The Challenge: Low Literacy Skills
The low level of literacy proficiency has long been a serious problem in rural communities of China. In China, primary school children in economically disadvantaged areas face numerous challenges in their pursuit of a quality education. Some kids have to walk more than 5-10 miles to school every day. Many of these areas heavily depend on agriculture and related activities as a dominant sector of the local economy, with minimal industrial development. So, most schools in these areas have very limited resources and are not able to offer adequate literacy education to students. Moreover, parents mostly play a very limited role in children’s literacy development due to their own low literacy skills. Therefore, many parents cannot help with their child’s reading, writing or other academic skill development.
Primary school children in these areas have much lower literacy skills—skills in reading, writing, and oral presentation—and low academic achievement, compared with children of a similar age in developed areas. The limited literacy education in preschool through primary school negatively impacts academic success throughout the school years, and leads to a cumulative disadvantage for children over the long term. These detriments substantially reduce the chance for success in their adult lives.
In China, about 70% of children live in rural areas,
while they own only 12% of children’s books.
Our Solution: Bring Books to Children
These children mostly have very limited access to books and had little or no literacy education during early childhood, which greatly hinders their development in literacy and academic success. Thus, bringing books to children is the first and very important step in their literacy development. Research finds that having access to a wide variety of books and other reading materials is essential for children to develop reading skills. Moreover, reading frequency alone is highly correlated with reading performance.

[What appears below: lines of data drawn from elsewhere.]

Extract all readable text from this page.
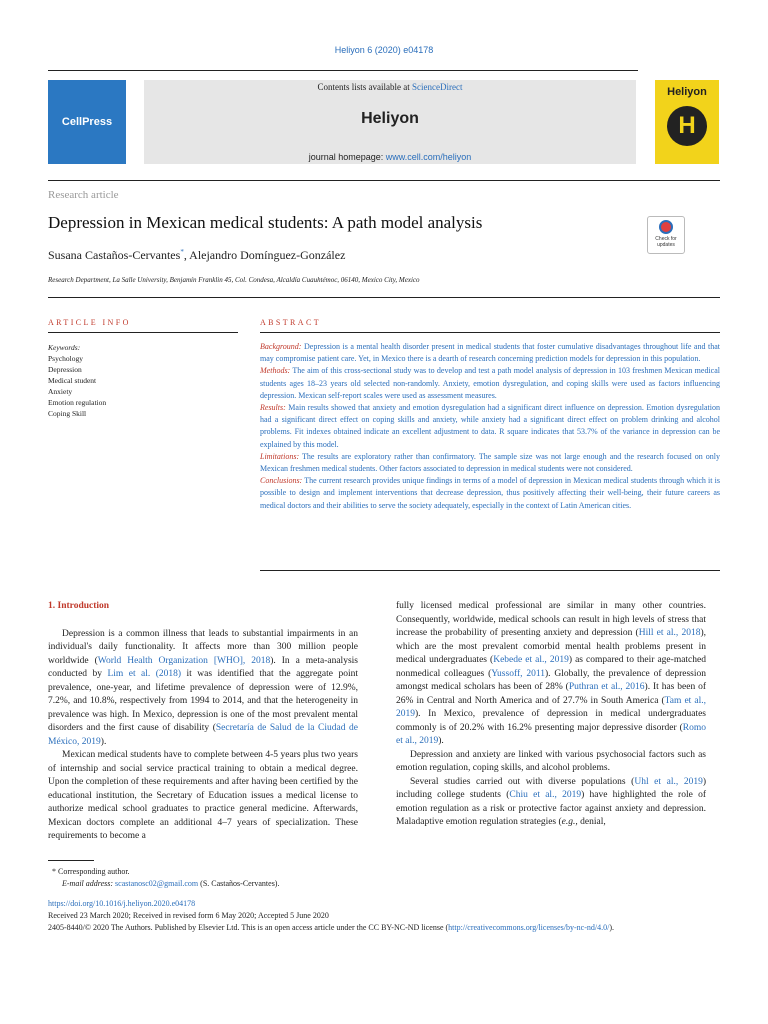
Heliyon 6 (2020) e04178
CellPress
Contents lists available at ScienceDirect
Heliyon
journal homepage: www.cell.com/heliyon
Heliyon
H
Research article
Depression in Mexican medical students: A path model analysis
Check for updates
Susana Castaños-Cervantes*, Alejandro Domínguez-González
Research Department, La Salle University, Benjamín Franklin 45, Col. Condesa, Alcaldía Cuauhtémoc, 06140, Mexico City, Mexico
ARTICLE INFO	ABSTRACT
Keywords:
Psychology
Depression
Medical student
Anxiety
Emotion regulation
Coping Skill
Background: Depression is a mental health disorder present in medical students that foster cumulative disadvantages throughout life and that may compromise patient care. Yet, in Mexico there is a dearth of research concerning prediction models for depression in this population.
Methods: The aim of this cross-sectional study was to develop and test a path model analysis of depression in 103 freshmen Mexican medical students ages 18–23 years old selected non-randomly. Anxiety, emotion dysregulation, and coping skills were used as factors influencing depression. Mexican self-report scales were used as assessment measures.
Results: Main results showed that anxiety and emotion dysregulation had a significant direct influence on depression. Emotion dysregulation had a significant direct effect on coping skills and anxiety, while anxiety had a significant direct effect on problem drinking and alcohol problems. Fit indexes obtained indicate an excellent adjustment to data. R square indicates that 53.7% of the variance in depression can be explained by this model.
Limitations: The results are exploratory rather than confirmatory. The sample size was not large enough and the research focused on only Mexican freshmen medical students. Other factors associated to depression in medical students were not considered.
Conclusions: The current research provides unique findings in terms of a model of depression in Mexican medical students through which it is possible to design and implement interventions that decrease depression, thus positively affecting their well-being, their future careers as medical doctors and their abilities to serve the society adequately, especially in the context of Latin American cities.
1. Introduction

Depression is a common illness that leads to substantial impairments in an individual's daily functionality. It affects more than 300 million people worldwide (World Health Organization [WHO], 2018). In a meta-analysis conducted by Lim et al. (2018) it was identified that the aggregate point prevalence, one-year, and lifetime prevalence of depression were of 12.9%, 7.2%, and 10.8%, respectively from 1994 to 2014, and that the heterogeneity in prevalence was high. In Mexico, depression is one of the most prevalent mental disorders and the first cause of disability (Secretaría de Salud de la Ciudad de México, 2019).

Mexican medical students have to complete between 4-5 years plus two years of internship and social service practical training to obtain a medical degree. Upon the completion of these requirements and after having been certified by the educational institution, the Secretary of Education issues a medical license to authorize medical school graduates to practice general medicine. Afterwards, Mexican doctors complete an additional 4–7 years of specialization. These requirements to become a

fully licensed medical professional are similar in many other countries. Consequently, worldwide, medical schools can result in high levels of stress that increase the probability of presenting anxiety and depression (Hill et al., 2018), which are the most prevalent comorbid mental health problems present in medical undergraduates (Kebede et al., 2019) as compared to their age-matched nonmedical colleagues (Yussoff, 2011). Globally, the prevalence of depression amongst medical scholars has been of 28% (Puthran et al., 2016). It has been of 26% in Central and North America and of 27.7% in South America (Tam et al., 2019). In Mexico, prevalence of depression in medical undergraduates commonly is of 20.2% with 16.2% presenting major depressive disorder (Romo et al., 2019).

Depression and anxiety are linked with various psychosocial factors such as emotion regulation, coping skills, and alcohol problems.

Several studies carried out with diverse populations (Uhl et al., 2019) including college students (Chiu et al., 2019) have highlighted the role of emotion regulation as a risk or protective factor against anxiety and depression. Maladaptive emotion regulation strategies (e.g., denial,

* Corresponding author.
E-mail address: scastanosc02@gmail.com (S. Castaños-Cervantes).
https://doi.org/10.1016/j.heliyon.2020.e04178
Received 23 March 2020; Received in revised form 6 May 2020; Accepted 5 June 2020
2405-8440/© 2020 The Authors. Published by Elsevier Ltd. This is an open access article under the CC BY-NC-ND license (http://creativecommons.org/licenses/by-nc-nd/4.0/).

When we visited these children at their school and asked what they wanted the most, many students answered: “Books.” They could never imagine sitting in an air-conditioned classroom in winter or summer; they have never touched a computer; they often have to have cold lunch even during the winter simply because there is no stove or microwave at their school. The list of deprivation could go on and on, but despite these kinds of harsh conditions, books are what they wanted the most.
In order to help more children have books to read, we set up a small book corner in each classroom at the rural schools we have provided assistance. Each book corner usually contains one solid bookcase and 200 up-to-date, age-appropriate books. Every year, a class of 30-40 kids will benefit from this book corner.